In 2024/25, publicly available data on NHS Digital on spend on long term care and number of service users, allows us to discover the following

 

·      For older people, the top spending 10% of councils spent an average of £27.5K per person, nearly double the lowest spending 10% at £13.7K

 

·      It’s the same for working age people at £25.5K and £47.6K

 

What are the highest spending councils spending their money on compared to the lowest? Social care’s leaders claim that it is under-funding that is holding them back. If so, we must expect the highest spending councils to be leading the way. But are they?

 

A widely accepted measure of social care at its best is the least use of residential and nursing care. Residential and nursing costs on average three times more than supporting people at home whilst being the least independent option for the person.

 

·      For older people, 27.6% of people served by the lowest spending councils found themselves in residential and nursing care. For people served by the highest spending councils, the percentage was substantially more at 45%

 

·      For working age people, the figures are 11.2% and 14.3%

 

So if you happen to be served by a council with more money to spend, you are much more likely to find youself in institutional care.

 

There is also a major difference in how much support is provided to people in their own homes.

 

·      For older people, the highest spending councils spent an average of £15.7K per individual, over double the £7.6K of the lowest spending councils

 

·      For working age people, the figures were £38.8K and £21.5K

 

Conventional wisdom is that the more support provided at home, the greater the chances of preventing loss of living in one's own home through admission to institutional care. Prevention is key to financial sustainability.  But this is not happening. Despite spending very much more on support at home, the highest spending councils have far higher rate of placing people in institutional care.

 

This points to social care institutionalising people in their own homes no less than it does so by removing them to institutional care.

 

Why is this happening?

 

The evidence leads to two conclusions:


  • Directors are right to believe that social care badly delivered creates dependency and demand

  • The are wrong to claim their strategies to transform practice from bad to good are working.

 

Their strategies are rooted in the belief that responsibility for dominance of the ‘deficit’ based practices rests with practitioners making the wrong professional choices. Training and exhortation to practitioners is their answer.

 

But they are not a professional choice. They are the consequence of the requirements the system places on them. Spending is controlled by shaping need to the local budget, whatever its size relative to demand. This creates the race to establish 'eligibility' with devestating consequences:


  • Whereas good practice calls for resources to be allocated to make lives the best they can be, the eligibility determination is rooted avoiding lives being the worst they can be.

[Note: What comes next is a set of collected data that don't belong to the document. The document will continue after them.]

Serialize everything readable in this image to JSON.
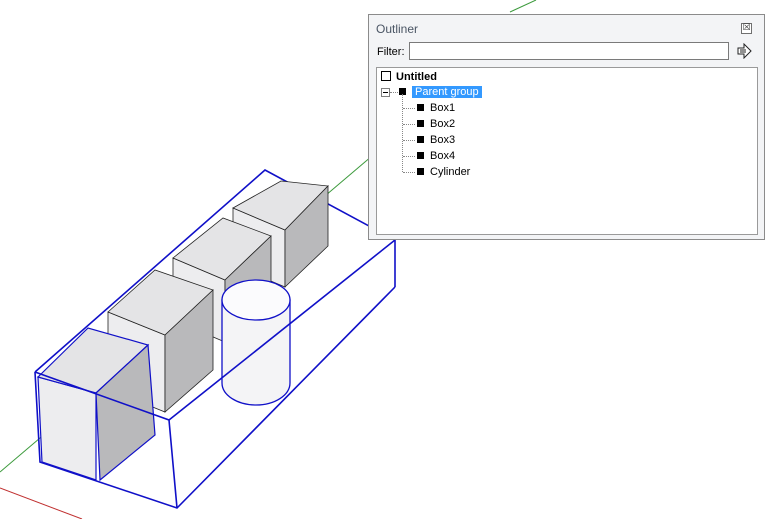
{
  "outliner": {
    "title": "Outliner",
    "close_glyph": "☒",
    "filter_label": "Filter:",
    "filter_value": "",
    "filter_placeholder": "",
    "root": {
      "label": "Untitled",
      "icon": "model-icon"
    },
    "parent_group": {
      "label": "Parent group",
      "icon": "group-icon",
      "expanded": true,
      "selected": true
    },
    "children": [
      {
        "label": "Box1",
        "icon": "group-icon"
      },
      {
        "label": "Box2",
        "icon": "group-icon"
      },
      {
        "label": "Box3",
        "icon": "group-icon"
      },
      {
        "label": "Box4",
        "icon": "group-icon"
      },
      {
        "label": "Cylinder",
        "icon": "group-icon"
      }
    ]
  },
  "colors": {
    "selection_outline": "#1010c8",
    "axis_green": "#3c9a3c",
    "axis_red": "#c03030",
    "face_light": "#eaeaec",
    "face_dark": "#b9b9bb",
    "highlight": "#3399ff"
  }
}
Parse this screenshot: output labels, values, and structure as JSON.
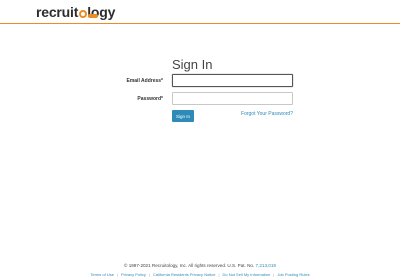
{
  "header": {
    "logo_text_left": "recruit",
    "logo_text_right": "logy",
    "brand_color": "#f08a24"
  },
  "signin": {
    "title": "Sign In",
    "email_label": "Email Address*",
    "email_value": "",
    "password_label": "Password*",
    "password_value": "",
    "button_label": "Sign In",
    "forgot_link": "Forgot Your Password?",
    "button_color": "#2e8bb8"
  },
  "footer": {
    "copyright": "© 1997-2021 Recruitology, Inc. All rights reserved. U.S. Pat. No.",
    "patent_number": "7,213,019",
    "links": [
      "Terms of Use",
      "Privacy Policy",
      "California Residents Privacy Notice",
      "Do Not Sell My Information",
      "Job Posting Rules"
    ],
    "link_color": "#2e8bb8"
  }
}
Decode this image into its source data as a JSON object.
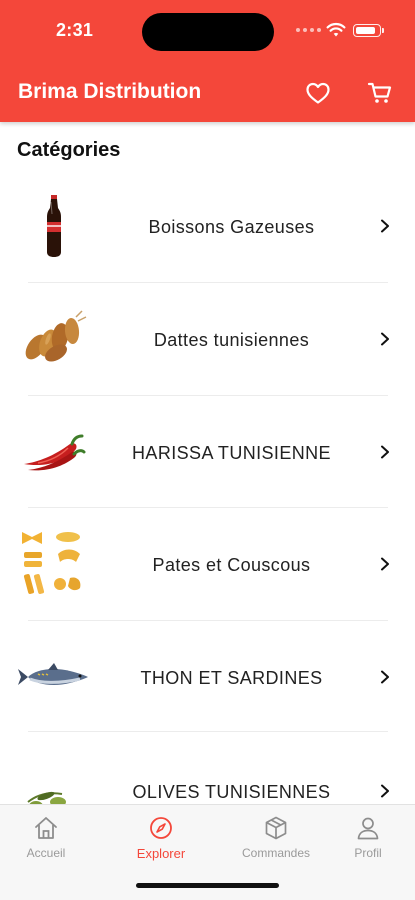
{
  "status_bar": {
    "time": "2:31"
  },
  "app_bar": {
    "title": "Brima Distribution"
  },
  "section": {
    "title": "Catégories"
  },
  "categories": [
    {
      "label": "Boissons Gazeuses"
    },
    {
      "label": "Dattes tunisiennes"
    },
    {
      "label": "HARISSA TUNISIENNE"
    },
    {
      "label": "Pates et Couscous"
    },
    {
      "label": "THON ET SARDINES"
    },
    {
      "label": "OLIVES TUNISIENNES"
    }
  ],
  "tabs": [
    {
      "label": "Accueil",
      "icon": "home-icon"
    },
    {
      "label": "Explorer",
      "icon": "compass-icon",
      "active": true
    },
    {
      "label": "Commandes",
      "icon": "box-icon"
    },
    {
      "label": "Profil",
      "icon": "person-icon"
    }
  ],
  "colors": {
    "accent": "#f4473a",
    "tab_inactive": "#9a9a9a"
  }
}
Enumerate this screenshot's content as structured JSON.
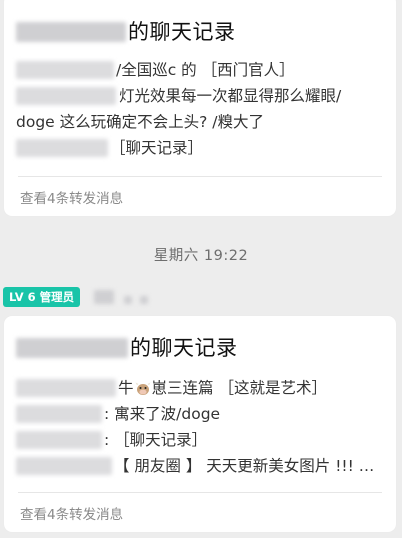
{
  "card1": {
    "title": "的聊天记录",
    "lines": [
      "/全国巡c 的 ［西门官人］",
      "灯光效果每一次都显得那么耀眼/",
      "doge 这么玩确定不会上头? /糗大了",
      "［聊天记录］"
    ],
    "footer": "查看4条转发消息"
  },
  "timestamp": "星期六 19:22",
  "sender": {
    "level_badge": "LV 6 管理员"
  },
  "card2": {
    "title": "的聊天记录",
    "line1_prefix": "牛",
    "line1_suffix": "崽三连篇 ［这就是艺术］",
    "line2": ": 寓来了波/doge",
    "line3": ": ［聊天记录］",
    "line4": "【 朋友圈 】 天天更新美女图片 !!! …",
    "footer": "查看4条转发消息"
  },
  "colors": {
    "background": "#ededed",
    "card": "#ffffff",
    "badge": "#19c4a8",
    "muted_text": "#8a8a8a"
  },
  "icons": {
    "cow_face": "cow-face-emoji-icon"
  }
}
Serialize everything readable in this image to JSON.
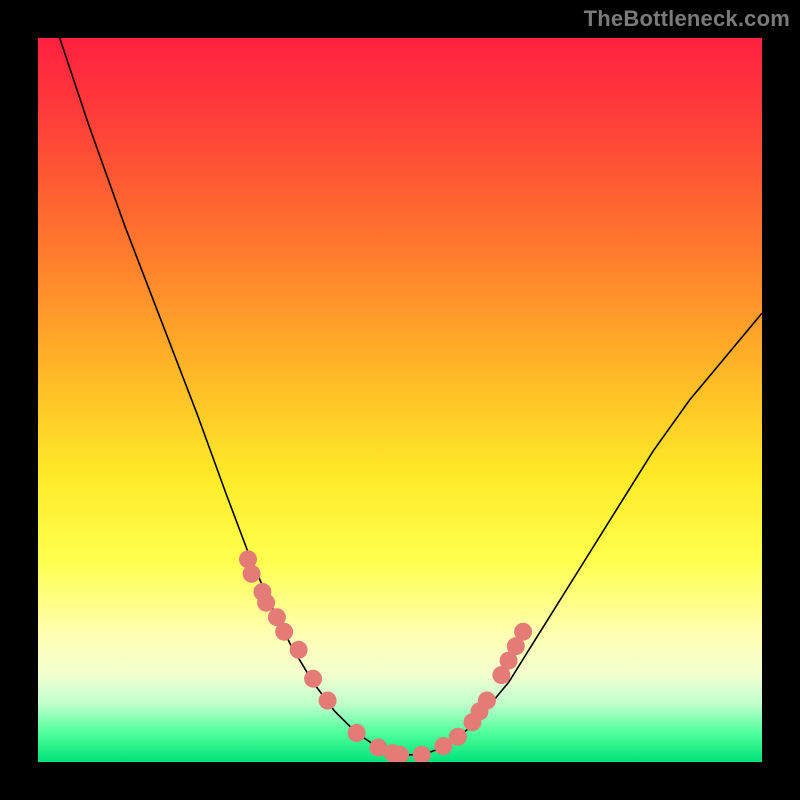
{
  "watermark": "TheBottleneck.com",
  "chart_data": {
    "type": "line",
    "title": "",
    "xlabel": "",
    "ylabel": "",
    "xlim": [
      0,
      100
    ],
    "ylim": [
      0,
      100
    ],
    "grid": false,
    "legend": false,
    "series": [
      {
        "name": "bottleneck-curve",
        "x": [
          3,
          7,
          12,
          17,
          22,
          26,
          29,
          32,
          35,
          38,
          41,
          44,
          47,
          50,
          53,
          56,
          60,
          65,
          70,
          75,
          80,
          85,
          90,
          95,
          100
        ],
        "y": [
          100,
          88,
          74,
          61,
          48,
          37,
          29,
          22,
          16,
          11,
          7,
          4,
          2,
          1,
          1,
          2,
          5,
          11,
          19,
          27,
          35,
          43,
          50,
          56,
          62
        ]
      }
    ],
    "markers": {
      "name": "highlight-dots",
      "x": [
        29,
        29.5,
        31,
        31.5,
        33,
        34,
        36,
        38,
        40,
        44,
        47,
        49,
        50,
        53,
        56,
        58,
        60,
        61,
        62,
        64,
        65,
        66,
        67
      ],
      "y": [
        28,
        26,
        23.5,
        22,
        20,
        18,
        15.5,
        11.5,
        8.5,
        4,
        2,
        1.2,
        1,
        1,
        2.2,
        3.5,
        5.5,
        7,
        8.5,
        12,
        14,
        16,
        18
      ]
    },
    "background_gradient": [
      {
        "stop": 0,
        "color": "#ff2040"
      },
      {
        "stop": 100,
        "color": "#00e37a"
      }
    ]
  }
}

  • Whereas the currency of good practice is strengths and outcomes, for the system it is risk and deficits.


  • Whereas good practice - and the Care Act - require the person to be empowered in how their needs are defined and so have ownership of the subsequent plan to meet them, the system requires the professionals to have absolute control.


The eligibility process requires practice that is deficit based and disempowering. These are the characteristics that it has long been known are instiutionalising. The empirical evidence could scarcely be clearer evidence.








It is an inherently institutionalising system. Whilst the system may co-incidentally meet a person's real needs appropriately, only the small number who have what it takes to manage their own support with a direct payment can be consistently relied upon to ensure resources make their lives as they should be. Only fundamental, systemic reform can make it the norm for all.